Abstract

As tropical reserves become smaller and more isolated, the ability of species to utilize fragmented landscapes will be a key determinant of species survival. Although several ecological and life history traits commonly are associated with vulnerability to fragmentation, the combination of traits that are most highly influential and the effectiveness of those traits in predicting vulnerability across distinct landscapes, remains poorly understood. We studied use of forest fragments by 25 mid- and large-sized neotropical mammals in Guatemala to determine how seven species traits influence vulnerability to fragmentation. We measured vulnerability in two ways: one measure that did not remove passive sampling effects (proportion of fragments occupied), and one that did (difference in occupancy rates within continuous and fragmented sites). We also examined the influence of species traits on patch occupancy rates of the same set of mammals on two landscapes in Mexico. When not accounting for passive sampling effects, body size, home range size, and vulnerability to hunting influenced how species responded to fragmentation. However, after controlling for passive sampling effects, only vulnerability to hunting strongly influenced sensitivity to fragmentation.

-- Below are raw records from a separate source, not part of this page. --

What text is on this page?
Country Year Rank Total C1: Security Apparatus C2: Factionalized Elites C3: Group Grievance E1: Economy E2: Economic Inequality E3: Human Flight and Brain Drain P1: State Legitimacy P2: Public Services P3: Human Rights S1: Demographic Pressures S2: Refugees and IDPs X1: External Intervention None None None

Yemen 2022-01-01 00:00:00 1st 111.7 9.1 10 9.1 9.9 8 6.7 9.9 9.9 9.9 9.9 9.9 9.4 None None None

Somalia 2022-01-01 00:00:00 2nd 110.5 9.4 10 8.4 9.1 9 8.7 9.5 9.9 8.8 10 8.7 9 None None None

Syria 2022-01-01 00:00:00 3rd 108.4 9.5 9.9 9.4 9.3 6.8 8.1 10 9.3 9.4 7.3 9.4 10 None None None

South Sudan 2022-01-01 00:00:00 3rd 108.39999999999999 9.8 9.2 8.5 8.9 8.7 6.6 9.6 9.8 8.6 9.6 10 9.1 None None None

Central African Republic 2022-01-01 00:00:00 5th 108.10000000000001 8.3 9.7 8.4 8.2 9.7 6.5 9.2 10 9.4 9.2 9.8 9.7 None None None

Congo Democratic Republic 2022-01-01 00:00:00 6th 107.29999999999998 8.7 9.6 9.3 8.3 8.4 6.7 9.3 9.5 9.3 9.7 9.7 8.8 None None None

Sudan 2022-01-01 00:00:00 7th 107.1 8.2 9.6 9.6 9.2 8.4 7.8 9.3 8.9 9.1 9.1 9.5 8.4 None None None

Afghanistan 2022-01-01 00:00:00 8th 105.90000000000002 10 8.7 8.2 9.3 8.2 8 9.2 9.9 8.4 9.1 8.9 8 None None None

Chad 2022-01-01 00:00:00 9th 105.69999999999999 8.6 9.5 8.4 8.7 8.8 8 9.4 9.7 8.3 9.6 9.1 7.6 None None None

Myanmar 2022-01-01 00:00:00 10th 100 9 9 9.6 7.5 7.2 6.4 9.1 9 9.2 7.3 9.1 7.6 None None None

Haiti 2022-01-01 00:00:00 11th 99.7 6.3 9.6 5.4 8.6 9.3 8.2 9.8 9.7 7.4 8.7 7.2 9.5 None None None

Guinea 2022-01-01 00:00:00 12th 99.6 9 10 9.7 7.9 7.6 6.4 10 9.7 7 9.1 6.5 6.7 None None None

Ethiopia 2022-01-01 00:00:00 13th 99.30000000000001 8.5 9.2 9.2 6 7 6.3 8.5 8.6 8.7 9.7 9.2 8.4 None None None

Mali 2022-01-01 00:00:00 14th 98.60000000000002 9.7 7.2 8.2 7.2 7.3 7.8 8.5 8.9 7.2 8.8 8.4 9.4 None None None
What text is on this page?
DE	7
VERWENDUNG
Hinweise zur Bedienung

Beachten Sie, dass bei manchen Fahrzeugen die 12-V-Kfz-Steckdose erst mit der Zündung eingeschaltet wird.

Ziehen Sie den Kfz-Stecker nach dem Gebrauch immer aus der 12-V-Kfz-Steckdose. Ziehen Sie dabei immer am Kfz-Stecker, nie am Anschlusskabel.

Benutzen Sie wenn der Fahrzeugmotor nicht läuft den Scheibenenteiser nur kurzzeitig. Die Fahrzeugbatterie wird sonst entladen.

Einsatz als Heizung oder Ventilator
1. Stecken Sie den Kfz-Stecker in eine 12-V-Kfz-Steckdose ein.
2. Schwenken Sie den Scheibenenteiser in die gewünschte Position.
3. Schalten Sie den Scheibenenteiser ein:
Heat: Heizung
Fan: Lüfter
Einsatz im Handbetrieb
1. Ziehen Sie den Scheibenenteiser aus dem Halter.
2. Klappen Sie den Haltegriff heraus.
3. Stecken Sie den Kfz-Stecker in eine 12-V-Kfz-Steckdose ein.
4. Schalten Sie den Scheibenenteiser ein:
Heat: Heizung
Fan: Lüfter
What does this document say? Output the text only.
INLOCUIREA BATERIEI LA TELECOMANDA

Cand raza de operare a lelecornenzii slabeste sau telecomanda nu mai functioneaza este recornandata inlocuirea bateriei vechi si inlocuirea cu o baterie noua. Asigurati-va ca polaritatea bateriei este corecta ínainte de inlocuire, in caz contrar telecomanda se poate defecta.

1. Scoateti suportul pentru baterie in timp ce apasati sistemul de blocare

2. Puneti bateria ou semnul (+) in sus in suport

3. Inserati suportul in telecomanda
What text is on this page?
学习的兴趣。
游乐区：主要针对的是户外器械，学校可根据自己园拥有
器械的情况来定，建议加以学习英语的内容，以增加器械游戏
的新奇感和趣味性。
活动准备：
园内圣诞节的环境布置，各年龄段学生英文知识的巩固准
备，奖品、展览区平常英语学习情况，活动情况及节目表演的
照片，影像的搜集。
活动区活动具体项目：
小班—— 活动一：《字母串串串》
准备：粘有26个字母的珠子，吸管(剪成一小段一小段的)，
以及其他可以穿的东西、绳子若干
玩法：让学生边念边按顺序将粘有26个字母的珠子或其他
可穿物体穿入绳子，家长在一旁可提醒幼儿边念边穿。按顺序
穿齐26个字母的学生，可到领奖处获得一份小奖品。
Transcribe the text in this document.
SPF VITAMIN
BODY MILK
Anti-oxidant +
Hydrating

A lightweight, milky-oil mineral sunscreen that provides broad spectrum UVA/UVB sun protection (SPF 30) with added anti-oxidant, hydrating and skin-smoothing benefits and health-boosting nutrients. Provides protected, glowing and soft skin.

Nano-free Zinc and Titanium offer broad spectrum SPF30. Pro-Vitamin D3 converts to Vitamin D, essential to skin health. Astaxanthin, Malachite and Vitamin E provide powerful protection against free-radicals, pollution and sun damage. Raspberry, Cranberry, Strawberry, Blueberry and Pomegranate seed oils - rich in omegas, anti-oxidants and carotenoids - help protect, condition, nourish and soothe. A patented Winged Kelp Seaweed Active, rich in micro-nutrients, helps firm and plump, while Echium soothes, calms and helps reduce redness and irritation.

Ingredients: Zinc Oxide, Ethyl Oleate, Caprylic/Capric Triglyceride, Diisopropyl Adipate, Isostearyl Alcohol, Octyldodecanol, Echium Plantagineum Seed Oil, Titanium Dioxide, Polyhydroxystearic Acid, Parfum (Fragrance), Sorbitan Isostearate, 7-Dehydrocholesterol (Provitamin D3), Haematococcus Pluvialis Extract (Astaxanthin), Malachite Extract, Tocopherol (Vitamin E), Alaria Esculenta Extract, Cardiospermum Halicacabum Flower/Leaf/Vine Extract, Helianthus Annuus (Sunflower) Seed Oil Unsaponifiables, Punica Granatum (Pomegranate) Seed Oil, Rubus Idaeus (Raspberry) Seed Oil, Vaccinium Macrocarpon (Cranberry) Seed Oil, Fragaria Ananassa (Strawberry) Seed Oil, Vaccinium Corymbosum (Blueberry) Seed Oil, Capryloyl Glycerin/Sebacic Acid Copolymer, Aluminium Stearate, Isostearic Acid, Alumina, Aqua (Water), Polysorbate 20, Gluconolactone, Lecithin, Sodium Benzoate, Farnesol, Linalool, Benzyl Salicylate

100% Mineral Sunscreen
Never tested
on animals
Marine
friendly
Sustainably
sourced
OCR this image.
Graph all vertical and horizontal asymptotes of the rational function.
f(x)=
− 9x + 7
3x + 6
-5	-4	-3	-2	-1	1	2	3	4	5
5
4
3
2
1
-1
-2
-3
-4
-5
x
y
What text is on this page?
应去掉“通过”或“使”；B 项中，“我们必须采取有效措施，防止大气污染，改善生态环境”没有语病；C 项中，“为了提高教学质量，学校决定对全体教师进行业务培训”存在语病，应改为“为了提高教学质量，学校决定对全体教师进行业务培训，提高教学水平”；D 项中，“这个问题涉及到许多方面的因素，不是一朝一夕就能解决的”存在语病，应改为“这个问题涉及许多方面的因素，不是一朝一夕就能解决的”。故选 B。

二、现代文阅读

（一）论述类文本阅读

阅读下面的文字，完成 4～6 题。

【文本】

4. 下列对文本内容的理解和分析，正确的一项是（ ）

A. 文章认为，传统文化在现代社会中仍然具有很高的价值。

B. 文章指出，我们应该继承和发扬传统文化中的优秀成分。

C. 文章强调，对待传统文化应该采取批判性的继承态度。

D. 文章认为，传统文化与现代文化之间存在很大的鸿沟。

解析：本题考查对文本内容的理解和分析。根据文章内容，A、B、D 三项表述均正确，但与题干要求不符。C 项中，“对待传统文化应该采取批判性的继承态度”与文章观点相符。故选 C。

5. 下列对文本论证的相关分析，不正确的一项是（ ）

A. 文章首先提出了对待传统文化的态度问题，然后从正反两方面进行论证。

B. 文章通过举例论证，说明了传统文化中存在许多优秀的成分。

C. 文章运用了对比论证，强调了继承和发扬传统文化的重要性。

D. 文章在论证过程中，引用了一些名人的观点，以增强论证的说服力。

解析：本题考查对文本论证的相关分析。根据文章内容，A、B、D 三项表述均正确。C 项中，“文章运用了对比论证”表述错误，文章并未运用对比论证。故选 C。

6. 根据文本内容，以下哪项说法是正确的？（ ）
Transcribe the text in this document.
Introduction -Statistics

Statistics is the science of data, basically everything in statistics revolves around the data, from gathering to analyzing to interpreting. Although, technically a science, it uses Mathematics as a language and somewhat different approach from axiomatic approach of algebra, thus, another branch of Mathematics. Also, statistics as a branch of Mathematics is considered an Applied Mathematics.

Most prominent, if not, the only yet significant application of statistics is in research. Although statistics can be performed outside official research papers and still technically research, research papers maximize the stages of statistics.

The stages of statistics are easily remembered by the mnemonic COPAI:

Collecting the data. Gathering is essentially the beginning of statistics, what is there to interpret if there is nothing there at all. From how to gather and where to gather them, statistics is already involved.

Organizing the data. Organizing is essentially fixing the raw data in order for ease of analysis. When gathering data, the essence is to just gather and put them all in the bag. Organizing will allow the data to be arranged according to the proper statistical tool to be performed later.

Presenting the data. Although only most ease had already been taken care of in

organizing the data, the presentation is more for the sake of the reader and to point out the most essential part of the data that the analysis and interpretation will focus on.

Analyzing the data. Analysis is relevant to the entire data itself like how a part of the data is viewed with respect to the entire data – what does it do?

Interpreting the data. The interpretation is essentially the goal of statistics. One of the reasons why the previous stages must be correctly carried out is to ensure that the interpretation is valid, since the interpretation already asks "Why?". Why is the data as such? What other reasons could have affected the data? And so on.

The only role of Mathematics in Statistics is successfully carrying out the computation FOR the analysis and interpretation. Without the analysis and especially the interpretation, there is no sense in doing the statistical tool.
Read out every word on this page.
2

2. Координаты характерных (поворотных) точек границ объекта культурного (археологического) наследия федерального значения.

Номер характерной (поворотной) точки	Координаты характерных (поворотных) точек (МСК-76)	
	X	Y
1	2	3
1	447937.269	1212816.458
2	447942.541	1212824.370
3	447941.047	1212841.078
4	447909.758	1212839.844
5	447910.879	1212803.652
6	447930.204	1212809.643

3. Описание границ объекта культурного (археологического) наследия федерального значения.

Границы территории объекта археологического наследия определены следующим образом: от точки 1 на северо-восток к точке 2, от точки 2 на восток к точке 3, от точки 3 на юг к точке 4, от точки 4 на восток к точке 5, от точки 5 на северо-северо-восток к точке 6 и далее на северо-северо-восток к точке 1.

Species that were heavily hunted were much less common in forest patches than in continuous forest sites of the same sampling size. The cross-landscape comparison revealed both similarities and differences in the species traits that influenced patch occupancy patterns on each landscape. Given the ubiquity of hunting in tropical environments, our findings indicate that management efforts in fragmented landscapes that do not account for hunting pressure may be ineffective in conserving heavily hunted tropical species. Our study also indicates that species traits may be useful in predicting relative patch occupancy rates and/or vulnerability to fragmentation across distinct landscapes, but that caution must be used as certain traits can become more or less influential on different landscapes, even when considering the same set of species.